I have been reading through OSS files in the National Archives lately. Though this American outfit has a reputation for playing dirty, and engaged in its fair share of black propaganda and covert operations, I have been surprised by the extent to which OSS insisted that its operations be conducted on the up-and-up. Interrogation manuals read about like business interviews, without so much as an elliptical reference to coercive methods. One series of memos I encountered mooted the idea of OSS special forces posing as civilians - as Tarnatino's characters do - but the idea was rejected for two reasons: (1) It would place American soldiers outside the bounds of the Geneva Convention. Our enemies had violated the Convention on plenty of occasions, but did also follow it from time to time - downed airmen in Germany, for example, were well-treated - but American leaders insisted that we play by the rules, in the hopes that prisoners might receive fair treatment. (2) There was a keen sense from American leaders that we would lose the moral high ground and could not pass judgment on our enemies if we violated the laws of war.

I think it safe to say that Tarantino has not taken a historical story and simply changed a few names, nor has he even imagined a plausible historical scenario which might have happened, but did not. He has made up a story which runs contrary to the facts of history on several key points. I am inclined to take offense at this not so much as an American - whose side is made to look bad, even morally equivalent to its Nazi opponent - but even more as a historian. Is the past simply a malleable thing we can reconfigure to fit our narrative needs?

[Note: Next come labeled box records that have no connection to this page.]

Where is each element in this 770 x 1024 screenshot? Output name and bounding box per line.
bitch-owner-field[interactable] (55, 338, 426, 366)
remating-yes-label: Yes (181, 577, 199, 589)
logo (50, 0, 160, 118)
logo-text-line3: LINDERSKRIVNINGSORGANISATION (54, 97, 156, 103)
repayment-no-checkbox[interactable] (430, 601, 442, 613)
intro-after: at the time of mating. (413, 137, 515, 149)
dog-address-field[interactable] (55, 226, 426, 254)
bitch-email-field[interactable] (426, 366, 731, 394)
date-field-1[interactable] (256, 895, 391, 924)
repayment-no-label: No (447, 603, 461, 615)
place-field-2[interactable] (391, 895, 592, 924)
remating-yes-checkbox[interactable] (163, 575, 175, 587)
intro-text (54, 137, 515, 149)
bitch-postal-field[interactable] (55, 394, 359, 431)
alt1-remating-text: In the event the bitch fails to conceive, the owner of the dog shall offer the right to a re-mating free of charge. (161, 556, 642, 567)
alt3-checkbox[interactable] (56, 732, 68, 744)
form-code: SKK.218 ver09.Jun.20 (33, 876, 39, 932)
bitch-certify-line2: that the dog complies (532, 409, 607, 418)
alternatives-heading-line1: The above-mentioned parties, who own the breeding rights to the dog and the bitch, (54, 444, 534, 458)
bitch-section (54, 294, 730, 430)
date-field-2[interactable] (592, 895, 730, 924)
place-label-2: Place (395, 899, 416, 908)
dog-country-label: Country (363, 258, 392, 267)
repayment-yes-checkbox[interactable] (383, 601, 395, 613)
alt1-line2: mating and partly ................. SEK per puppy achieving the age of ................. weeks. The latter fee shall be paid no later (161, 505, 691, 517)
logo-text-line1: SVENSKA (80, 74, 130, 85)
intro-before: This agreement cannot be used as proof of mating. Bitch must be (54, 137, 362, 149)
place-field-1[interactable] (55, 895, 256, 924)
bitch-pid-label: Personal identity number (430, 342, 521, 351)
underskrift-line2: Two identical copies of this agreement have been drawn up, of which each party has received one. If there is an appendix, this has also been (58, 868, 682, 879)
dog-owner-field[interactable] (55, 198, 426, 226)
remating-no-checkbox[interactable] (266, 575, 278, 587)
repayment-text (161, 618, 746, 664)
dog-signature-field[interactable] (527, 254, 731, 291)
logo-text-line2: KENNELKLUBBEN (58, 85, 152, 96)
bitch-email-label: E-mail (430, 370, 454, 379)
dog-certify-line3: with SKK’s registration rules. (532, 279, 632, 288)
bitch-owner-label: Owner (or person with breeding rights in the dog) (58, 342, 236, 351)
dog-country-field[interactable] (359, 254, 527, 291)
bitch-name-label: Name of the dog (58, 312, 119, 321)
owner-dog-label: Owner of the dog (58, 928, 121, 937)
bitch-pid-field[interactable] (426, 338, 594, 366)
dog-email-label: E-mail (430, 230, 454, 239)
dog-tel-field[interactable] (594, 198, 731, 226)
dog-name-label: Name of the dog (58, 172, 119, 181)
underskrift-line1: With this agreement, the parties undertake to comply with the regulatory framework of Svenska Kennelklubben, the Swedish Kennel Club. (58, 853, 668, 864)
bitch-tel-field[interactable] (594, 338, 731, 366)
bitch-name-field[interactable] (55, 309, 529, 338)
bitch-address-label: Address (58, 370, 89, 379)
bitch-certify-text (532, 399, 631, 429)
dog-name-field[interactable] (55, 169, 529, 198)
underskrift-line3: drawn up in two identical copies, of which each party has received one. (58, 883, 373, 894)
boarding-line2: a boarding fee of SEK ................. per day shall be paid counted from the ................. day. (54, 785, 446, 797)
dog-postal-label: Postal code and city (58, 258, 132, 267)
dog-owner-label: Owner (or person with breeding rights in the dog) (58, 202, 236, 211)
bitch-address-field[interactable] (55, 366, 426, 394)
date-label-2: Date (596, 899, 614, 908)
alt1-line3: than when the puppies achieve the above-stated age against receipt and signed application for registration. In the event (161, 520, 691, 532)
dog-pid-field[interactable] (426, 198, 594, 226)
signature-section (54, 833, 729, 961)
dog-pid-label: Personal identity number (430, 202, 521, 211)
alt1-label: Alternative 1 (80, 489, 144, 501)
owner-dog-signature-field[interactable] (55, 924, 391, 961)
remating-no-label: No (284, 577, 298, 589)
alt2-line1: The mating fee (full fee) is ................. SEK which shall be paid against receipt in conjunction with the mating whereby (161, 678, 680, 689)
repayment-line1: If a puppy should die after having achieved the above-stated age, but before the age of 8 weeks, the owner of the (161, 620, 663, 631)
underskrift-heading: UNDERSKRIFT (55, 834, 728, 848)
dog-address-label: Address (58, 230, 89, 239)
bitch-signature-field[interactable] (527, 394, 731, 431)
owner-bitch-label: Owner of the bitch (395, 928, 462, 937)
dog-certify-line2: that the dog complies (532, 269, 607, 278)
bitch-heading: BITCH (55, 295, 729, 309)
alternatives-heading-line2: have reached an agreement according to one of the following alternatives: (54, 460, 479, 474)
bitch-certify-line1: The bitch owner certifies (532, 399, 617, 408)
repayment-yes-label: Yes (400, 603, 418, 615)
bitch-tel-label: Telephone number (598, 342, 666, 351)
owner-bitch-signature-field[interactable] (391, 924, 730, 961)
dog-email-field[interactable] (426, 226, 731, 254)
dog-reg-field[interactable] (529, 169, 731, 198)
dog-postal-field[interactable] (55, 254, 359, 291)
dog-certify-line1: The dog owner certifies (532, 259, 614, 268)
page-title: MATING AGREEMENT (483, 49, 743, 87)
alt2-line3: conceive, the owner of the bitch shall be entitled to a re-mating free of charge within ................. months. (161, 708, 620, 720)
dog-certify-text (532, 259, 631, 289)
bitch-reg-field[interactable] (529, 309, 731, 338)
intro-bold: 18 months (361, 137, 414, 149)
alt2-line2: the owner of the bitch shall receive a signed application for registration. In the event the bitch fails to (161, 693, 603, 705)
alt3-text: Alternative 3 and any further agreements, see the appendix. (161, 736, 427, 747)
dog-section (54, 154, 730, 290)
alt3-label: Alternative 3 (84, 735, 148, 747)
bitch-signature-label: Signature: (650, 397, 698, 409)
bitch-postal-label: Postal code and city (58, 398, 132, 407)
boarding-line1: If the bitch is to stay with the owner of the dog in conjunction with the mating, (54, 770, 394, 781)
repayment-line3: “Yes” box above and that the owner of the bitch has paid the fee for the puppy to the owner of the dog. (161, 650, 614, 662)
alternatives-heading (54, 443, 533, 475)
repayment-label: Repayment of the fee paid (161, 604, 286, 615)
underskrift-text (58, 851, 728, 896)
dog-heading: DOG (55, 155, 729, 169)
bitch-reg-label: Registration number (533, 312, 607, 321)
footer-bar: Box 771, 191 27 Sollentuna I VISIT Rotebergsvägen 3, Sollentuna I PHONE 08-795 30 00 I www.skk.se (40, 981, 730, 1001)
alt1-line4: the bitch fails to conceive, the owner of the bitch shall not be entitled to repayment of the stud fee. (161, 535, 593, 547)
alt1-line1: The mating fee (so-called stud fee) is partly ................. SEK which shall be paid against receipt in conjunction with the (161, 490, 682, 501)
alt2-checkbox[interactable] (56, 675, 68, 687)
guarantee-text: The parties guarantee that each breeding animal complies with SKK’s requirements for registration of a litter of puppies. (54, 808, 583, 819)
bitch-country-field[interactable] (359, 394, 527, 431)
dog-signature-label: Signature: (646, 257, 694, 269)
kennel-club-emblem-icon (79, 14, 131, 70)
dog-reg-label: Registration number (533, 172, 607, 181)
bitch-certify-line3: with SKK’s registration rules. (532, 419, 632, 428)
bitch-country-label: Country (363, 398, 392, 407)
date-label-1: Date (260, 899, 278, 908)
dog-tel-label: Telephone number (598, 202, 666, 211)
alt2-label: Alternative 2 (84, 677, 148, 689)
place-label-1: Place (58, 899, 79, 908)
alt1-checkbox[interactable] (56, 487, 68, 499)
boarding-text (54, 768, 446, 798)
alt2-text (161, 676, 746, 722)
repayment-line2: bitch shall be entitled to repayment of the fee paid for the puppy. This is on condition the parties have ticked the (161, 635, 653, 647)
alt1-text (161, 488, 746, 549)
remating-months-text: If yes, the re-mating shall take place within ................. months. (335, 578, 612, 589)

How many people will view this film and conclude that the war was more or like this (even while acknowledging that the details are fictional)?

Some might argue that Tarnatino is reaching deeper than simple facts and revealing the fundamental truth that war is hell. This is true to a point, but failing to make any kind of distinctions can be dangerous. Vindictive brutality on both sides was the rule on the Eastern Front; it was the exception in the West. War may be hell, but there is no reason to make it more hellish: that is why a great many nations have not only agreed to laws of war, but even follow them more often than not.

But even aside from these particular questions, is Tarantino's use of history licit? Is history a mere assemblage of names and dates, the re-writing of which only constitutes a kind of white lie? Or does that assemblage contain a kind of deeper truth, which is obscured and violated by changing too many details?

Ultimately the question is that of fiction: What are its bounds? How closely must it conform to "reality"? Fiction reveals certain truths by imagining situations that have not existed, to gain greater perspective on those that have, or will. This is the basic premise behind the fantasy genre. But I worry Tarantino may be blurring the line between history and fiction in a dangerous way that is not faithful to either. But perhaps the jury should remain out until after 21 August.